Tencent is in active negotiations to divest its stakes in several overseas gaming investments, including the Tokyo-listed studio Marvelous Inc., as part of a sweeping reassessment of its global video game portfolio.
The strategy highlights a major pivot for the Chinese tech giant. After spending years aggressively buying up minority stakes in international studios, Tencent is shifting its focus away from a passive, “hands-off” investment model toward deep vertical collaboration and competing in the artificial intelligence race.
1. The Portfolio Under Review
According to a Bloomberg report, Tencent is reviewing multiple minority holdings to identify where expected “synergies” have fallen short.
- The Marvelous Stake: Marvelous—the Japanese studio behind popular franchises like Rune Factory, Story of Seasons, and Daemon x Machina—is a prime target for the divestment. Tencent initially spent roughly 7 billion yen (about $65 million) in 2020 to acquire a 20% stake in the company, making it Marvelous’s largest shareholder.

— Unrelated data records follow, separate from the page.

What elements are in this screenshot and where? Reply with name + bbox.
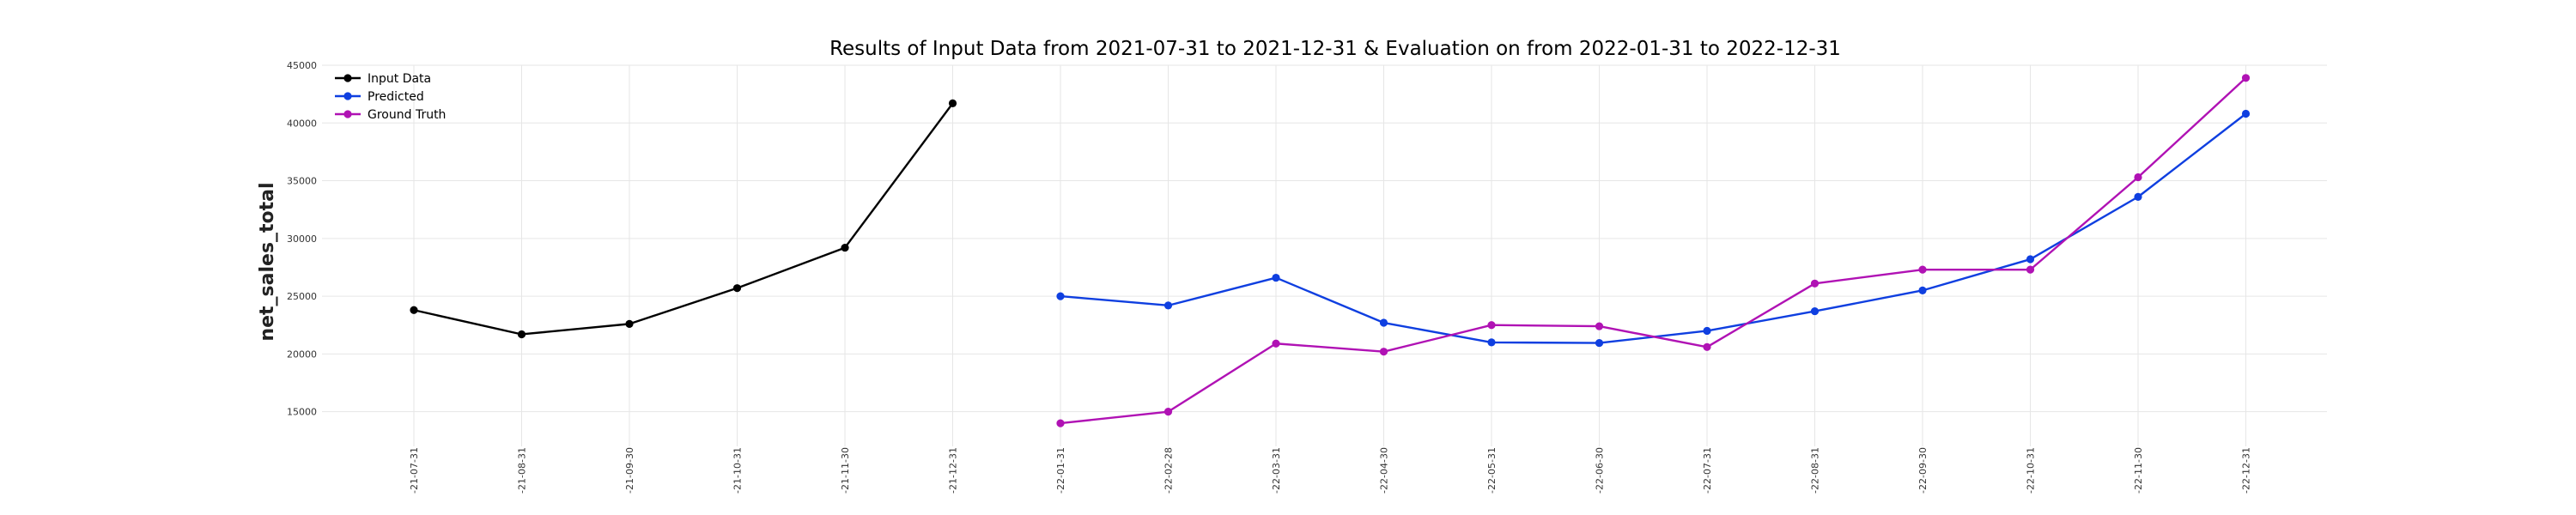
x-tick-label: -22-03-31: [1271, 447, 1282, 494]
data-point: [1163, 408, 1173, 416]
legend-label: Predicted: [368, 90, 424, 104]
data-point: [1703, 342, 1711, 351]
data-point: [1918, 286, 1927, 294]
x-tick-label: -22-05-31: [1486, 447, 1498, 494]
y-tick-label: 30000: [287, 233, 317, 245]
data-point: [2134, 173, 2142, 182]
y-tick-label: 40000: [287, 118, 317, 129]
data-point: [625, 319, 634, 328]
series-line: [413, 102, 954, 336]
data-point: [1272, 339, 1280, 348]
x-tick-label: -22-06-30: [1595, 447, 1606, 494]
x-tick-label: -22-09-30: [1917, 447, 1929, 494]
data-point: [1056, 419, 1065, 427]
x-tick-label: -22-02-28: [1163, 447, 1175, 494]
legend-label: Input Data: [368, 72, 431, 86]
data-point: [2241, 109, 2251, 118]
data-point: [410, 306, 418, 314]
y-tick-label: 45000: [287, 60, 317, 71]
series-layer: [410, 74, 2251, 427]
axis-layer: 15000 20000 25000 30000 35000 40000 45000 -21-0…: [287, 60, 2252, 494]
x-tick-label: -21-07-31: [409, 447, 420, 494]
data-point: [2134, 192, 2142, 201]
y-tick-label: 25000: [287, 291, 317, 302]
series-line: [1060, 76, 2247, 425]
data-point: [1487, 321, 1496, 330]
x-tick-label: -21-08-31: [517, 447, 528, 494]
data-point: [1810, 306, 1820, 316]
data-point: [732, 284, 742, 293]
x-tick-label: -22-07-31: [1702, 447, 1713, 494]
data-point: [2026, 255, 2035, 264]
y-tick-label: 35000: [287, 176, 317, 187]
data-point: [1918, 265, 1927, 274]
series-line: [1060, 112, 2247, 344]
data-point: [1703, 326, 1711, 336]
legend-label: Ground Truth: [368, 108, 446, 122]
x-tick-label: -21-11-30: [840, 447, 851, 494]
chart-title: Results of Input Data from 2021-07-31 to…: [829, 38, 1841, 60]
data-point: [1163, 301, 1173, 310]
grid-layer: [322, 64, 2327, 446]
legend-marker: [343, 110, 352, 118]
y-axis-label: net_sales_total: [257, 182, 278, 341]
data-point: [841, 243, 849, 252]
x-tick-label: -21-10-31: [732, 447, 744, 494]
x-tick-label: -21-12-31: [948, 447, 959, 494]
x-tick-label: -22-08-31: [1810, 447, 1821, 494]
legend: Input Data Predicted Ground Truth: [335, 72, 446, 122]
data-point: [948, 99, 957, 107]
data-point: [517, 330, 526, 339]
x-tick-label: -22-10-31: [2026, 447, 2037, 494]
data-point: [1487, 338, 1496, 347]
data-point: [1595, 338, 1604, 348]
legend-marker: [343, 74, 352, 82]
x-tick-label: -22-01-31: [1055, 447, 1066, 494]
x-tick-label: -22-12-31: [2241, 447, 2252, 494]
data-point: [1056, 292, 1065, 300]
data-point: [1379, 348, 1388, 356]
legend-marker: [343, 92, 352, 100]
x-tick-label: -22-11-30: [2133, 447, 2144, 494]
y-tick-label: 20000: [287, 348, 317, 360]
x-tick-label: -21-09-30: [624, 447, 635, 494]
data-point: [1810, 279, 1820, 288]
data-point: [1379, 318, 1388, 327]
y-tick-label: 15000: [287, 407, 317, 418]
data-point: [2026, 265, 2035, 274]
x-tick-label: -22-04-30: [1379, 447, 1390, 494]
data-point: [2241, 74, 2251, 82]
data-point: [1595, 322, 1604, 330]
data-point: [1272, 273, 1280, 282]
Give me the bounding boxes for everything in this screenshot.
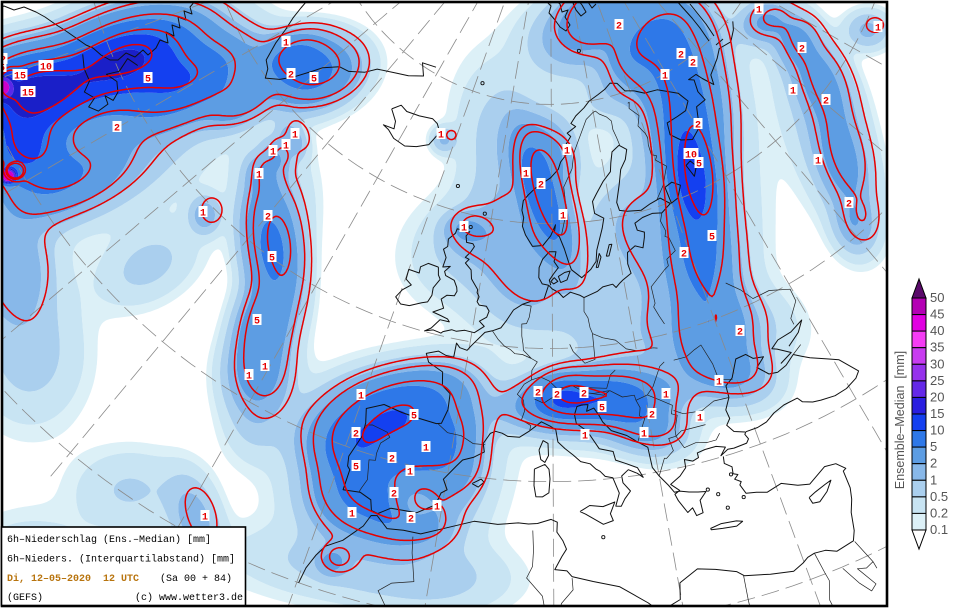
svg-text:2: 2	[538, 181, 544, 192]
svg-text:1: 1	[662, 72, 668, 83]
svg-text:5: 5	[930, 439, 937, 454]
svg-text:15: 15	[22, 89, 34, 100]
svg-text:1: 1	[270, 148, 276, 159]
svg-text:Ensemble–Median [mm]: Ensemble–Median [mm]	[893, 351, 907, 489]
svg-text:2: 2	[554, 391, 560, 402]
svg-text:(c) www.wetter3.de: (c) www.wetter3.de	[135, 592, 243, 604]
svg-text:1: 1	[560, 212, 566, 223]
svg-text:Di, 12–05–2020: Di, 12–05–2020	[7, 573, 91, 585]
svg-text:5: 5	[599, 404, 605, 415]
svg-text:2: 2	[823, 97, 829, 108]
svg-text:5: 5	[269, 254, 275, 265]
svg-text:(GEFS): (GEFS)	[7, 592, 43, 604]
svg-text:2: 2	[408, 515, 414, 526]
svg-text:5: 5	[696, 160, 702, 171]
svg-text:6h–Niederschlag (Ens.–Median): 6h–Niederschlag (Ens.–Median) [mm]	[7, 534, 211, 546]
svg-text:1: 1	[349, 510, 355, 521]
svg-text:2: 2	[737, 328, 743, 339]
svg-text:1: 1	[434, 503, 440, 514]
svg-text:1: 1	[358, 392, 364, 403]
svg-text:2: 2	[114, 124, 120, 135]
svg-text:2: 2	[581, 390, 587, 401]
svg-text:2: 2	[288, 71, 294, 82]
svg-text:2: 2	[690, 59, 696, 70]
svg-text:10: 10	[685, 151, 697, 162]
svg-text:1: 1	[200, 209, 206, 220]
svg-text:2: 2	[616, 22, 622, 33]
svg-text:1: 1	[262, 363, 268, 374]
svg-text:2: 2	[353, 430, 359, 441]
svg-text:10: 10	[40, 63, 52, 74]
svg-text:1: 1	[461, 224, 467, 235]
svg-text:1: 1	[246, 372, 252, 383]
svg-text:5: 5	[411, 412, 417, 423]
svg-text:2: 2	[681, 250, 687, 261]
svg-text:5: 5	[254, 317, 260, 328]
svg-text:(Sa 00 + 84): (Sa 00 + 84)	[160, 573, 232, 585]
svg-text:45: 45	[930, 307, 944, 322]
svg-text:2: 2	[391, 490, 397, 501]
svg-text:1: 1	[582, 432, 588, 443]
svg-text:30: 30	[930, 356, 944, 371]
svg-text:2: 2	[649, 411, 655, 422]
svg-text:2: 2	[678, 51, 684, 62]
svg-text:2: 2	[799, 45, 805, 56]
svg-text:2: 2	[846, 200, 852, 211]
svg-text:0.2: 0.2	[930, 505, 948, 520]
svg-text:1: 1	[641, 430, 647, 441]
svg-text:2: 2	[389, 455, 395, 466]
svg-text:0.1: 0.1	[930, 522, 948, 537]
svg-text:5: 5	[311, 75, 317, 86]
svg-text:2: 2	[265, 213, 271, 224]
svg-text:5: 5	[145, 75, 151, 86]
svg-text:1: 1	[407, 468, 413, 479]
svg-text:2: 2	[695, 121, 701, 132]
svg-text:20: 20	[930, 389, 944, 404]
svg-text:5: 5	[353, 463, 359, 474]
svg-text:1: 1	[875, 24, 881, 35]
svg-text:1: 1	[697, 414, 703, 425]
svg-text:1: 1	[438, 131, 444, 142]
svg-text:2: 2	[535, 389, 541, 400]
svg-text:35: 35	[930, 340, 944, 355]
svg-text:1: 1	[283, 39, 289, 50]
svg-text:1: 1	[256, 171, 262, 182]
svg-text:1: 1	[523, 170, 529, 181]
svg-text:1: 1	[202, 513, 208, 524]
svg-text:15: 15	[930, 406, 944, 421]
svg-text:1: 1	[930, 472, 937, 487]
svg-text:50: 50	[930, 290, 944, 305]
svg-text:1: 1	[815, 157, 821, 168]
svg-text:10: 10	[930, 423, 944, 438]
svg-text:25: 25	[930, 373, 944, 388]
svg-text:1: 1	[790, 87, 796, 98]
svg-text:40: 40	[930, 323, 944, 338]
svg-text:1: 1	[663, 391, 669, 402]
svg-text:12 UTC: 12 UTC	[103, 574, 139, 585]
svg-text:2: 2	[930, 456, 937, 471]
svg-text:6h–Nieders. (Interquartilabsta: 6h–Nieders. (Interquartilabstand) [mm]	[7, 554, 235, 566]
svg-text:1: 1	[716, 378, 722, 389]
svg-text:1: 1	[756, 6, 762, 17]
svg-text:5: 5	[709, 233, 715, 244]
svg-text:5: 5	[0, 64, 5, 75]
svg-text:15: 15	[14, 72, 26, 83]
svg-text:1: 1	[423, 444, 429, 455]
svg-text:1: 1	[292, 131, 298, 142]
svg-text:1: 1	[283, 142, 289, 153]
svg-text:0.5: 0.5	[930, 489, 948, 504]
svg-text:1: 1	[564, 147, 570, 158]
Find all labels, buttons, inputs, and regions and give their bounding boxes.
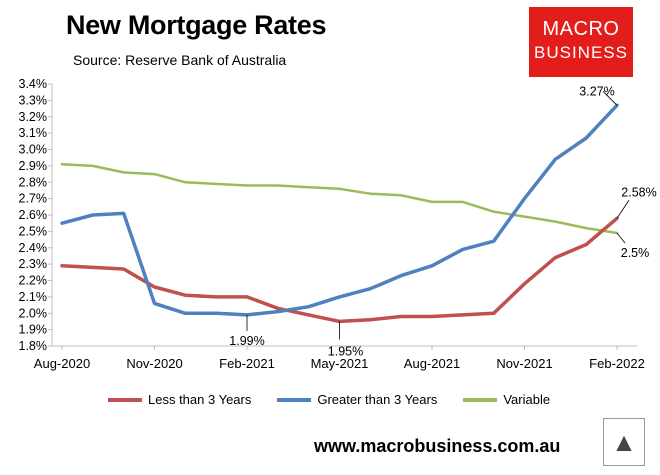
chart-subtitle: Source: Reserve Bank of Australia [73,52,287,68]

- Selling at a Loss: To smooth its exit, Tencent is reportedly willing to sell its shares directly back to the original studio management teams, even if it means incurring a financial loss on the initial investment.
2. What’s Safe: Keeping the Core Hits
The portfolio purge is highly calculated and does not mean Tencent is abandoning the Japanese market. The company is strictly keeping its stakes in high-performing, systemically important studios that yield massive global intellectual property:
- FromSoftware: Tencent’s stake in the legendary Elden Ring and Dark Souls developer remains entirely untouched.
- Kadokawa Corp & PlatinumGames: Investments in FromSoftware’s parent company, Kadokawa, and action-game specialist PlatinumGames are not part of the divestment talks.
3. The Rationale: The Gaming Slump and the AI Race
The restructuring is driven by a prolonged downturn in the global gaming industry, combined with intense pressure to fund expensive emerging technologies.
Legacy Strategy (2020) ──► Aggressive, passive minority stakes worldwide (e.g., Marvelous)
Current Strategy (2026) ──► Reallocate capital to Generative AI + Active Co-development
Tencent’s leadership is facing a dual challenge: defending its core gaming business from shifting user habits while aggressively pacing rivals like Alibaba and ByteDance in the generative AI space. By liquidating underperforming minority assets, Tencent can free up vital capital to invest in its own AI productivity agents and large language models.
Furthermore, for the studios Tencent does keep, the company is changing its playbook—moving away from acting as a silent financial backer toward actively deploying its own development resources and engineers to co-create massive, hit mobile titles.